セレーネは手を伸ばしてマナを抱きしめた。マナの温かいエネルギーが彼女の中に流れこんでいく。マナはこの世界で彼女が触れられる唯一の存在だった。エリスはセレーネのようなアンフェルの人間にとっては危険な土地で、触れられれば溶けてしまう。けれどマナのお陰で彼女は旅を続けることができている。一人で背負っていた使命の重みがマナのお陰で和らいで、セレーネの張りつめていた緊張の糸がわずかに緩んだ。

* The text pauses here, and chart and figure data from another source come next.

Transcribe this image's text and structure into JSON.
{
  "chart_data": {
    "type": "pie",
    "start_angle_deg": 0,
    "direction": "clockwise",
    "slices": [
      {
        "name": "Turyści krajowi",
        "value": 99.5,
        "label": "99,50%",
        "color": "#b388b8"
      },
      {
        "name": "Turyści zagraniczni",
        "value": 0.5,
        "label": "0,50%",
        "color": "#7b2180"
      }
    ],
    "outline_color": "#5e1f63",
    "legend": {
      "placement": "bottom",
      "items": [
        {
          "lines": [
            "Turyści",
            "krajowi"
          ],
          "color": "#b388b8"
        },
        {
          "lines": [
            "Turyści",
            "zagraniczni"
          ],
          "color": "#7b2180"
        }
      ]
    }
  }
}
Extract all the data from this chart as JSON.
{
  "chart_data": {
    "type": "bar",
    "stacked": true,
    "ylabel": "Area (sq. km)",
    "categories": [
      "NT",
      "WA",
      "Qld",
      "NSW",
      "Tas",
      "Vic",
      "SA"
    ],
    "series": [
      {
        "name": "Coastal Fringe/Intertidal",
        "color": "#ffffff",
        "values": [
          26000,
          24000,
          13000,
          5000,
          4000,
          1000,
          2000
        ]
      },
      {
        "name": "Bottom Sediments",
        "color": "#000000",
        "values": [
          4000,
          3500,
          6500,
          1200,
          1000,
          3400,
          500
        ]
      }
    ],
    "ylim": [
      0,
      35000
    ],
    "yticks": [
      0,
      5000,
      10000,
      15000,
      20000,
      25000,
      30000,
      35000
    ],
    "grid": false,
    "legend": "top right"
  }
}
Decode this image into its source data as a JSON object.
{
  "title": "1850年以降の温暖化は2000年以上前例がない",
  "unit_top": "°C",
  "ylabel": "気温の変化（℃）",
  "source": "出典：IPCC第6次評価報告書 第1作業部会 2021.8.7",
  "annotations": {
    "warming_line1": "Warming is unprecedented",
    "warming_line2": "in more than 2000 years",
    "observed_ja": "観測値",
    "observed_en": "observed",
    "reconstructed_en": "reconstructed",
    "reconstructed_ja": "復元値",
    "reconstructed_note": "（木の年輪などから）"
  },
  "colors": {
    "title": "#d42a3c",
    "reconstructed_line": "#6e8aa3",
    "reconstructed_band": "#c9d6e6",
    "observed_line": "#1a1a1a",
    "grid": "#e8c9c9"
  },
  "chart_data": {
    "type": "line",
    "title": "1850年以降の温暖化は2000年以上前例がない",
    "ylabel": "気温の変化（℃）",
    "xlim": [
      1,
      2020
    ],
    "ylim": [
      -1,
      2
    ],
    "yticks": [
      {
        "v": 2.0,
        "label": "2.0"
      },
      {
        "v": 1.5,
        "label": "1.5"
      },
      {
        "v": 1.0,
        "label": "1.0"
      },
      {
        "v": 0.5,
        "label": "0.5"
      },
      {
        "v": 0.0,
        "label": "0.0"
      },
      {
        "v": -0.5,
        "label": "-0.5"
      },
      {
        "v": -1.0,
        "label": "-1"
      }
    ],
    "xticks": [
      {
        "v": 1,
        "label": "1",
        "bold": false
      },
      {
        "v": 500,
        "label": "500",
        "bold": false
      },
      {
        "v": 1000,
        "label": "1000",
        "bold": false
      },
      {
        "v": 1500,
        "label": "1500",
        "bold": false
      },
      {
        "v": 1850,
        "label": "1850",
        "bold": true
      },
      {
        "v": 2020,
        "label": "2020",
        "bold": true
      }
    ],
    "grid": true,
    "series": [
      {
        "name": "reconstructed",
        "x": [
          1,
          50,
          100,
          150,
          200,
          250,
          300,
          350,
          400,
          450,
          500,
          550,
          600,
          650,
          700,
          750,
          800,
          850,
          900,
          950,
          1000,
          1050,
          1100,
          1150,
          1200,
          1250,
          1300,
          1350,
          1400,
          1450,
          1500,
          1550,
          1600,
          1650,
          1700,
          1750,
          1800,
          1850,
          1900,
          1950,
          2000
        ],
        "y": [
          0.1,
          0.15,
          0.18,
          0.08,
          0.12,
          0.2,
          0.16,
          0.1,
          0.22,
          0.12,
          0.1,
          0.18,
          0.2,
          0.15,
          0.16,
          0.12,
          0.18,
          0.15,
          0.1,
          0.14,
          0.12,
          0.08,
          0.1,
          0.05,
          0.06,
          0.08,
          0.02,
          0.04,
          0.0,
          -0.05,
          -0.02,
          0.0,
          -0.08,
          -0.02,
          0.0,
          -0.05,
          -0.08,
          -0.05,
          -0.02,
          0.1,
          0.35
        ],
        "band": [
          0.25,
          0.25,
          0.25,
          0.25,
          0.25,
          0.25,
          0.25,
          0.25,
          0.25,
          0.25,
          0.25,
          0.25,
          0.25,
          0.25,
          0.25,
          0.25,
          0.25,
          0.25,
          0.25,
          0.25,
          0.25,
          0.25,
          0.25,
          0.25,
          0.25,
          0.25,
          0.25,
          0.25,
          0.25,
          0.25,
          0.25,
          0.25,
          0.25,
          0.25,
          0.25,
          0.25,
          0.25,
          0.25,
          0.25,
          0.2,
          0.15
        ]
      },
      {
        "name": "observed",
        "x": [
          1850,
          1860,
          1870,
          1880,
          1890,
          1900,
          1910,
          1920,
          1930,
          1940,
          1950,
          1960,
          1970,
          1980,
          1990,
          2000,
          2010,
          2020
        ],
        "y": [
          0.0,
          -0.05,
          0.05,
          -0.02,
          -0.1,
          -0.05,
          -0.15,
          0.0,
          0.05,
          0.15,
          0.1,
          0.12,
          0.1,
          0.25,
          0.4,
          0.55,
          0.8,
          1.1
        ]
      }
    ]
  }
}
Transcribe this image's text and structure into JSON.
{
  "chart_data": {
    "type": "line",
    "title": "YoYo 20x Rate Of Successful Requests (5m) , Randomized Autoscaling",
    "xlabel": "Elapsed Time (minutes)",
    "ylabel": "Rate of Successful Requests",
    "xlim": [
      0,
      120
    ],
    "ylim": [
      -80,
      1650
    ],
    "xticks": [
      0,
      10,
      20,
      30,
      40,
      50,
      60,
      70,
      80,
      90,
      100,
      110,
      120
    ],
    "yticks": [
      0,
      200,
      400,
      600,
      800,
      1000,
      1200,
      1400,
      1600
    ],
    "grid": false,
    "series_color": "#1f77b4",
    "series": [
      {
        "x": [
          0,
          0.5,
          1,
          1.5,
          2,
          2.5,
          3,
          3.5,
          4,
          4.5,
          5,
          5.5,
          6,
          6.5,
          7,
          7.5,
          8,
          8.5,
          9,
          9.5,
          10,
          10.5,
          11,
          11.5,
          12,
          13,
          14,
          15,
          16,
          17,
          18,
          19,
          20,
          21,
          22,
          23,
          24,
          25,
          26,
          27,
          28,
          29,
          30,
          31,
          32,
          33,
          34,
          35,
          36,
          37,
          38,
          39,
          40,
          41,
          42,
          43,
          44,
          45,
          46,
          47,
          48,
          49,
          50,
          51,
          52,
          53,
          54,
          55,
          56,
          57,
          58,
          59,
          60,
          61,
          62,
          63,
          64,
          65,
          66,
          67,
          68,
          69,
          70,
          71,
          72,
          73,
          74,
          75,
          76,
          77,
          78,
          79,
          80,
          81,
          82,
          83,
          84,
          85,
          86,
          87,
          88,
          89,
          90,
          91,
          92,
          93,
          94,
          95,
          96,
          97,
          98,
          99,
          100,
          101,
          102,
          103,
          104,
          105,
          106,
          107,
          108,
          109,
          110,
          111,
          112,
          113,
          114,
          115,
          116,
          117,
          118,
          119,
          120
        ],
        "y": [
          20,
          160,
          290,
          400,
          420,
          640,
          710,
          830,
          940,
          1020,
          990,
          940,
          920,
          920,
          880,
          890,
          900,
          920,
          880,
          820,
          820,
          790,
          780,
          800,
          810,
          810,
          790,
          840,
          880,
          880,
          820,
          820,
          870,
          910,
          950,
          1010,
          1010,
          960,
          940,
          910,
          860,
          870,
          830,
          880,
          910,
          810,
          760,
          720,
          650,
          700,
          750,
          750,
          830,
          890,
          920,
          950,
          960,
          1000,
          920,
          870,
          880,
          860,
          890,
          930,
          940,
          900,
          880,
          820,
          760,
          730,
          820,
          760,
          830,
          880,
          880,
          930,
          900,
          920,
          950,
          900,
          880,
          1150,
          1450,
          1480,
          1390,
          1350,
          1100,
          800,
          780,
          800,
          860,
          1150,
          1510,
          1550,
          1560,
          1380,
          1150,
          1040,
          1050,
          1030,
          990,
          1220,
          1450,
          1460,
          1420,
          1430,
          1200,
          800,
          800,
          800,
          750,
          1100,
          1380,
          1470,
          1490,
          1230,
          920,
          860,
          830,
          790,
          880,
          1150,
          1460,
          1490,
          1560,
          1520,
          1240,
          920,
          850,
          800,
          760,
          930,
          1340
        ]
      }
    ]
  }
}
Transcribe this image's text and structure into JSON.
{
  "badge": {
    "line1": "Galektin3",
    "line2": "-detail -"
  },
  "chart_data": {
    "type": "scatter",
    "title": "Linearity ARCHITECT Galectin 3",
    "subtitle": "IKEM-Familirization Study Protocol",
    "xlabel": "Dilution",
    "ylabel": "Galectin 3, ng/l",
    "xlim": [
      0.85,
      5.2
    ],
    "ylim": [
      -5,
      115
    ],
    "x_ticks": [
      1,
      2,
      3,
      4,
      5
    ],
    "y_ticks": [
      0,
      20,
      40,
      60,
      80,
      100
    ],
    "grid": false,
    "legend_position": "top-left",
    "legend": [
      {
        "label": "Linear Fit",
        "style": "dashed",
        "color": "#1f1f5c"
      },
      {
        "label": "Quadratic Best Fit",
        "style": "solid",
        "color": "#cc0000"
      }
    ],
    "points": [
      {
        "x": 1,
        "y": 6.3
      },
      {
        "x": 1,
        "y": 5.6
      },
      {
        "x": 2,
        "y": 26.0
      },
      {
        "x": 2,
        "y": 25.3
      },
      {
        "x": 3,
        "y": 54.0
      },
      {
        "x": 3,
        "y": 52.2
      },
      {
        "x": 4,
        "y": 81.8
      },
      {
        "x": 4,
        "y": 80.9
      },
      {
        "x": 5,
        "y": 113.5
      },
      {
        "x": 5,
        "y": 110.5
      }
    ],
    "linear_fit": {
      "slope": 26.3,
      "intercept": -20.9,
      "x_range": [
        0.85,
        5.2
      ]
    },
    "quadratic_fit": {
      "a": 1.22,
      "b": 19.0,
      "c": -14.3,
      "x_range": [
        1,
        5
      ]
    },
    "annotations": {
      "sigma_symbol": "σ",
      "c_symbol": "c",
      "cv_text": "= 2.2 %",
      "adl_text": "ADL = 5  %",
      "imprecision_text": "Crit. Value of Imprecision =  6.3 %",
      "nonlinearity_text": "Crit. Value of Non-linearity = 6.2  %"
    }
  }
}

「マナ、私みんなを助けるためなら光になってもいいと思ってるの」

「?それどういうこと?」

マナは首をかしげた。

「光になってずっとみんなの傍にいて、みんなを守ることができるの。だから私はそのためにここへ来たの。そのために旅をしているの。大地のエネルギーを秘めた石がこの地のどこかにある。だからそれを使えばエリスもアンフェルも、みんなを守ることができる。マナ、私あなたのこと大好きよ。だから私、あなたのことも守りたい」

「うん。僕もセレーネの事大好きだから僕もセレーネの事守るね」

マナはぎゅっとセレーネを抱きしめた。マナのエネルギーがセレーネの消耗したエネルギーを満たしていく。セレーネはマナの温かいエネルギーに包まれたまましばらくの間目を閉じていた。